Как я не стал панком
Я не люблю фотографироваться, чувствую себя при этом ужасно неловко.
С большим трудом каждый раз сдерживаюсь, чтобы не скорчить рожу.
Но я знаю многих людей, которые не сдерживаются. Людей, которые не могут просто так стоять, если на них нацелен фотоаппарат. Они корчат рожи, показывают язык, ставят друг другу рожки — лучше уж получиться так, чем с кривой, неловкой улыбкой.
И вот примерно то же самое я вижу в панках.
Мне кажется, если бы каких-нибудь панков кто-то решил заставить играть или серьезную музыку, или, не дай бог, попсу, они бы просто не смогли, у них пропали бы голоса, начали бы заплетаться пальцы. Ведь главное в музыке — драйв! Главное, что жилы выступают на шее, связки рвутся и глаза лезут на лоб, — и именно драйв цепляет поклонниц, заставляя девчонок колотиться в экстазе и срывать с себя футболки.
Один-единственный раз я почувствовал это.
В самом конце седьмого класса, когда я уже был секретарем комитета комсомола школы и членом райкома комсомола, мне частенько приходилось оставаться в школе допоздна, и вот как-то вечером, когда я собирался отправиться домой, я вдруг заметил свет в столярной мастерской. Ясное дело, мне сразу стало интересно, кто там задержался до темноты, и я заглянул в приоткрытую дверь.
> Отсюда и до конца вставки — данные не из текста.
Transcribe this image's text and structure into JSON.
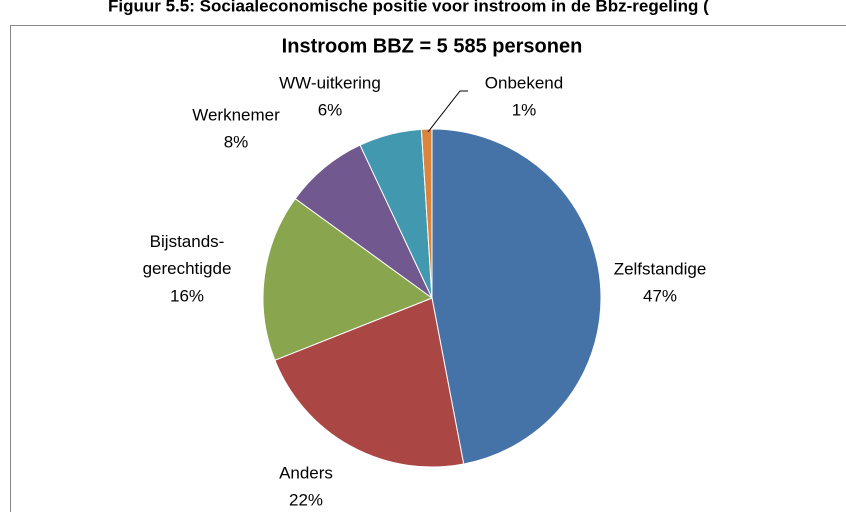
{
  "caption": "Figuur 5.5: Sociaaleconomische positie voor instroom in de Bbz-regeling (",
  "chart_data": {
    "type": "pie",
    "title": "Instroom BBZ = 5 585 personen",
    "categories": [
      "Zelfstandige",
      "Anders",
      "Bijstands-gerechtigde",
      "Werknemer",
      "WW-uitkering",
      "Onbekend"
    ],
    "values": [
      47,
      22,
      16,
      8,
      6,
      1
    ],
    "value_labels": [
      "47%",
      "22%",
      "16%",
      "8%",
      "6%",
      "1%"
    ],
    "colors": [
      "#4572a7",
      "#aa4643",
      "#89a54e",
      "#71588f",
      "#4198af",
      "#db843d"
    ]
  }
}
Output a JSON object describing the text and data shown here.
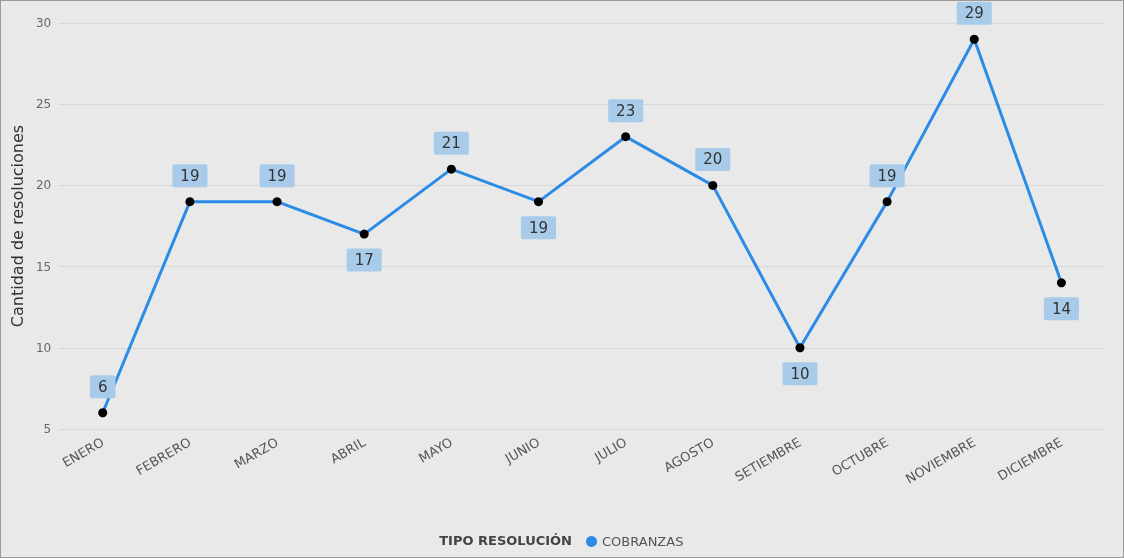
{
  "chart_data": {
    "type": "line",
    "ylabel": "Cantidad de resoluciones",
    "legend_title": "TIPO RESOLUCIÓN",
    "categories": [
      "ENERO",
      "FEBRERO",
      "MARZO",
      "ABRIL",
      "MAYO",
      "JUNIO",
      "JULIO",
      "AGOSTO",
      "SETIEMBRE",
      "OCTUBRE",
      "NOVIEMBRE",
      "DICIEMBRE"
    ],
    "series": [
      {
        "name": "COBRANZAS",
        "color": "#2b8be6",
        "values": [
          6,
          19,
          19,
          17,
          21,
          19,
          23,
          20,
          10,
          19,
          29,
          14
        ]
      }
    ],
    "ylim": [
      5,
      30
    ],
    "yticks": [
      5,
      10,
      15,
      20,
      25,
      30
    ],
    "grid": "y",
    "legend": "bottom",
    "marker": "circle",
    "line_style": "solid",
    "data_labels": true
  }
}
У станка пыхтел один из десятиклассников, Лёха Солдатов, — я знал его, да кто ж в нашей школе его не знал! Он играл в нашем школьном ансамбле и вместе с остальными тремя парнями из ансамбля был мечтой каждой девчонки из нашей школы. Когда на каких-нибудь торжественных концертах, конкурсах самодеятельности или школьных вечерах они вчетвером выходили на сцену и пели что-нибудь из положенного патриотического репертуара, учителя умиленно прикладывали к глазам надушенные «Красной Москвой» кружевные платочки.
Отпев обязательную программу, ребята меняли акустику на электрические гитары, расстегивали воротнички и откладывали их на плечи, лохматили аккуратные прически и выдавали что-нибудь битловское так, что самые молодые школьницы впервые в жизни чувствовали, как теплеет где-то в самом низу живота, и долго потом трогали себя за щеки и за уши, не понимая, что это кожа вдруг горит огнем.
Так вот, этот самый Лёха Солдатов пыхтел, распиливая какую-то доску. Естественно, я сразу подлез к нему и начал интересоваться, мол, что это он делает.
Если бы я был обычный семиклассник, я был бы немедленно отправлен в жопу. Но так как я был секретарем комитета комсомола, Лёха дал мне честный ответ — он выпросил у нашего трудовика разрешение задержаться в мастерской, чтобы выпилить себе гитару. Те гитары, на которых ребята играли в школе, были куплены для нас шефами, и, уходя из школы уже через месяц с небольшим, Лёха, естественно, должен будет оставить тут свою любимую басовку, а он без инструмента жизни себе не представлял, поэтому и решил сделать собственную гитару по статье в журнале «Радио».
И даже более того. Гитары, которые купили для школьного ансамбля шефы, были миссионерской круглой формы, а Лёха задумал звездообразное чудо, что-то типа как у Kiss, но, поскольку его тонкие музыкальные пальцы с ножовкой не дружили да у десятого класса уже два года как уроки труда закончились, он вконец запарился, перепортил кучу досок, но у него ничего не получалось. Естественно, я сразу же предложил свою помощь, и ближайшие две недели мы подолгу засиживались в школьной мастерской, выпиливая, шкуря, полируя, раскрашивая, лакируя деку и гриф, надпиливая бороздки и вставляя туда обрезки медной проволоки. Короче, все это время я просто тащился от счастья, что помогаю самому Лёхе создать инструмент его мечты, и еще меня прикалывало то, что это было нашей тайной, потому что Лёха не собирался никому рассказывать, что гитара-то самодельная, у него была готова целая история про то, как кто-то привез ему инструмент из-за границы.